Art by Boston-Area Teens to Premiere at Stations Across the MBTA Starting March 26

Mithsuca Berry hasn’t even graduated Revere High School (RHS) yet, but the high-powered young artist already has her work spread out for viewers all over the Greater Boston regions – courtesy of the MBTA.

Berry, a senior at RHS, was one of three students in the Institute of Contemporary Arts (ICA) teen program selected to be part of the MBTA project, which involved a new digital network of screens that needed some interesting content.

When the MBTA turned to the ICA, the ICA turned to Berry and her fellow teen artists.

“This project is important to me because of the significance that the MBTA has had for me as an artist,” Berry told the Journal. “It bridged a gap between me, a student from a detached urban area, and the warmth of the art community in Boston.”

The teens’ videos went live March 26 on high-definition digital triptych screens installed within MBTA stations across the system. This new digital network provides customer information across the entire system at no cost to the MBTA, and generates advertising revenue to help support daily MBTA operations. The collaboration with the ICA is just the first step in the MBTA’s program of providing useful and enjoyable customer content across its growing digital network.
Berry’s video Shades of the City makes use of hand-drawn stop-motion animation and tells the story of a woman of color who falls asleep on the train and dreams about painting the City of Boston in her likeness.

“The digital network that the MBTA is building is delivering real value to our customers in many different ways – and this partnership with the ICA Teen Arts Program is one that we’re particularly proud to showcase,” said MBTA General Manager Luis Manuel Ramírez. “In addition to providing critical customer-focused information, the T’s new digital network is providing a canvass to highlight excellent creative work from local teens.”

Gabrielle Wyrick, associate director of education at the ICA, said Berry has been an enthusiastic artist in the program for about two years. She participates in their youth programming extensively and also is a member of the 15-person Teen Arts Council.

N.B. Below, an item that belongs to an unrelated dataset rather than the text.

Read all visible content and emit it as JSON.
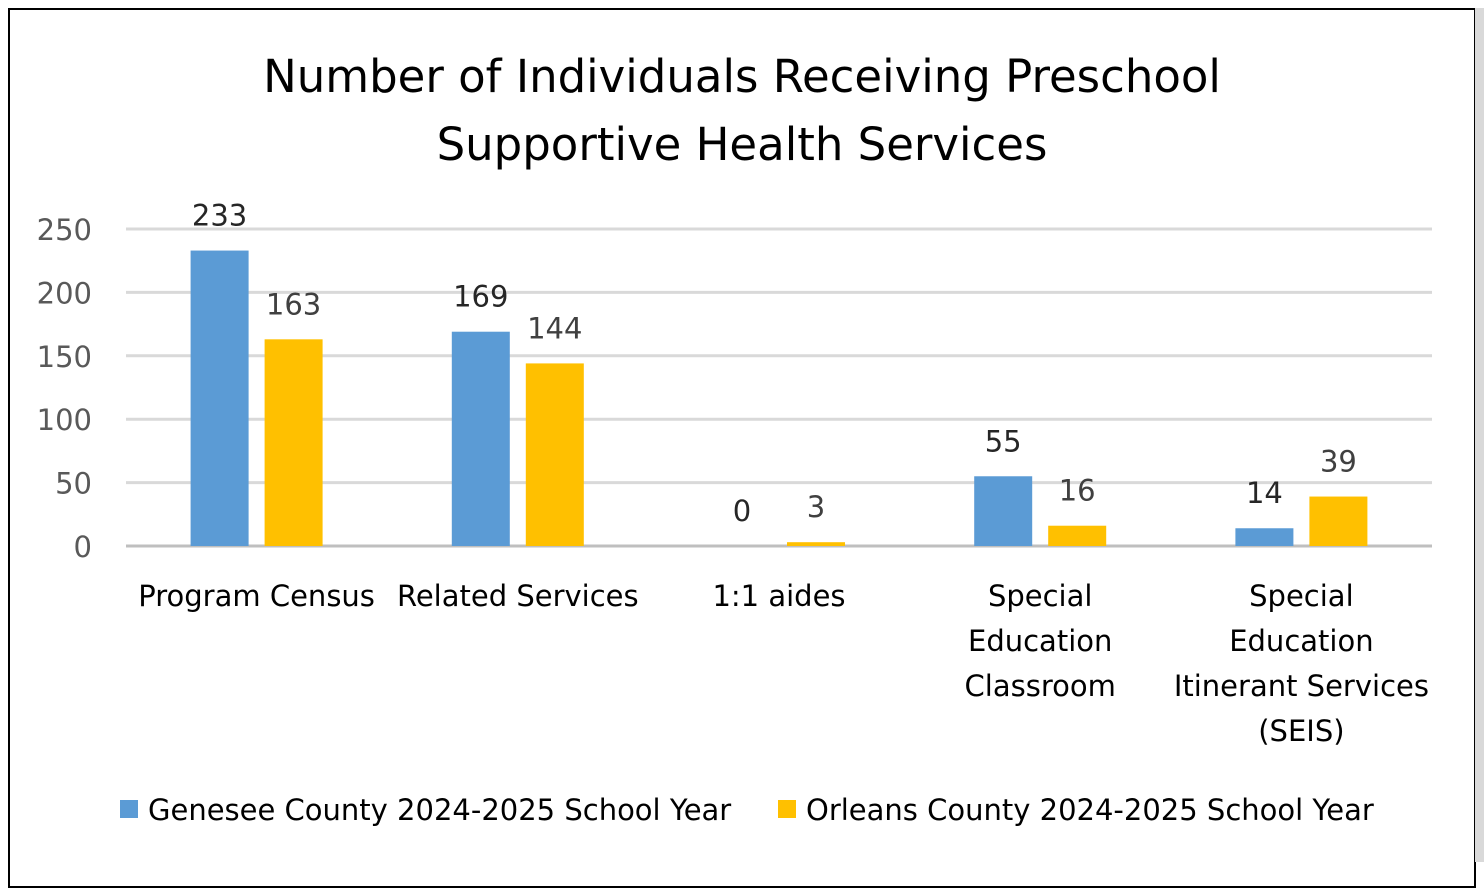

“Mithsuca is a voraciously creative person and doesn’t limit herself to one medium,” said Wyrick. “She has experience with a lot of media from painting to sculpture to film and animation. She’s multifaceted. As you can imagine, there are so many incredible opportunities that come our way for young people in our programs. It was an opportunity that come up through the MBTA. When we heard about it, we decided to nominate three excellent young people to create these films and we would help to develop them. It went above and beyond her usual Teen Arts Center activities.”

Wyrick said she has already seen Berry’s film, as well as the other two ICA students that made films.

“One of the first things we thought of when we heard what the MBTA wanted to do was our teens,” said Wyrick. “We think it was a great idea. We’re very pleased with how it has come about. We’re really proud of Mithsuca and can’t wait to see where her creativity will take here in the future.”

As for the MBTA, they said the Authority has never entered into such an arts partnership with young people. They hope T riders like it as much as they do.

“We hope T riders enjoy the results as much as we do,” said MBTA Director of Revenue Evan Rowe. “To our knowledge, this is the first time that the T has done an effort like this and we’re eager for feedback. It’s all about making our customers’ journeys better, and maybe even adding a touch of delight to their days.”

The same if true for young artists like Revere’s Mithsuca Berry.